En ese momento, la Xunta, gobernada por el Partido Popular, aprobó un decreto (199/2002) en el que aparecen las viviendas de protección autonómica (VPA). La Consellería de Economía, según explican fuentes del actual Ejecutivo bipartito y de los propios afectados, interpreta que las viviendas de protección oficial (VPO) no eran equivalentes en todos los casos a las VPA gallegas. Con lo cual, estas últimas no se veían beneficiadas por lo que establecía la normativa nacional fiscal sobre la materia. Y ésta (artículo 45 I.B. 12 // real decreto legislativo 1/1993) especificaba que los pisos de protección oficial están exentos de pagar el AJD. El decreto autonómico interpretaba que sólo cumpliendo determinados requisitos se podrían equiparar las viviendas de protección autonómica a las de protección oficial. En caso de que no los cumplieran, los compradores tenían la obligación de pagar el tributo, aunque la Xunta estipuló una bonificación (artículo 4.3 de la ley 9/2003) que quedó fijada en el 50% en la cuota del AJD para aquellas viviendas de protección autonómica que no gozaran de exención; para la transmisión de solares y la cesión del derecho de superficie para su construcción, en el caso de declaraciones de obra nueva y en el supuesto de la construcción de edificios en régimen de propiedad horizontal y en primera transmisión intervivos del dominio de viviendas.
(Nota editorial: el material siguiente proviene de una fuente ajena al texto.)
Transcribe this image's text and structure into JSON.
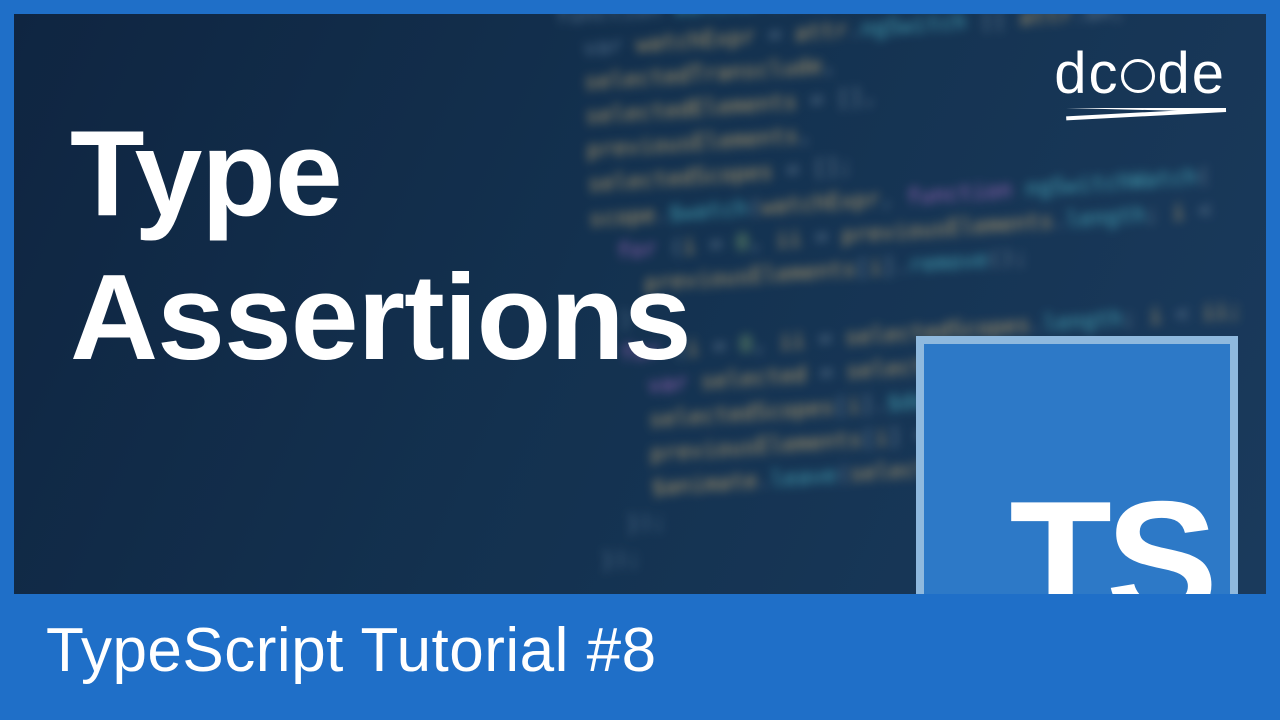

Así las cosas, en Galicia el impuesto de AJD tributa a un tipo del 1%, excepto por primera vivienda, caso en el que se reduce al 0,75%. A estos porcentajes, en el caso de las viviendas de protección autonómica, habría que aplicarles la bonificación anteriormente detallada.

¿Cuáles eran los requisitos exigidos por la Xunta para considerar que una vivienda es VPO? Tienen que ver con la superficie máxima protegible, el límite de ingresos de los adquirientes y el precio de la vivienda. Éste último requisito es el que desencadenó todo el problema.

Argumentos

De acuerdo con las explicaciones de los promotores, la ley de acompañamiento de los Presupuestos Generales del Estado de 1997 ya equiparaba las VPO a las viviendas protegidas que hubiera en las autonomías. Estipulaba, además, que el precio máximo de venta era, en general, el precio nacional básico (variable cada año) multiplicado por un coeficiente determinado. En el caso del Plan 2002-2005 este coeficiente quedó establecido en el 1,56. Sin embargo, la Hacienda gallega lanzó una instrucción (4/2003) que especificaba que para poder aplicar la exención del impuesto de AJD las viviendas había que venderlas, en general, a un coste que no superase nunca el precio nacional básico multiplicado por 1,25. Estos multiplicadores generan en la práctica una contradicción, ya que las viviendas se pueden vender al precio que marcaba la normativa estatal, pero en ese caso en Galicia nunca estarían exentas del AJD, sino solamente bonificadas en el 50%.

De acuerdo con la explicación de los promotores, el 1,25 de multiplicador proviene de lo que se establecía para un caso concreto en aquel decreto 199/2002, donde se equiparaban las VPO y las VPA. En concreto, se establecía que estas viviendas se equipararían y multiplicarían el precio nacional básico por el 1,25 en aquellos casos «de viviendas programadas por suelo creado por promotores públicos con anterioridad a la entrada en vigor de este decreto». Pero esta excepción se generalizó para todos los casos, y es precisamente en este punto en el que existen las mayores discrepancias.

Pero, prácticamente por sorpresa, a finales del pasado mes de marzo la Xunta anunció que todas las viviendas protegidas del plan 2005-2008 estarían exentas del impuesto de actos jurídicos documentados. El objetivo de esta medida era, según explicaron en ese momento fuentes del Gobierno autónomo, solucionar el problema que se había creado en toda Galicia.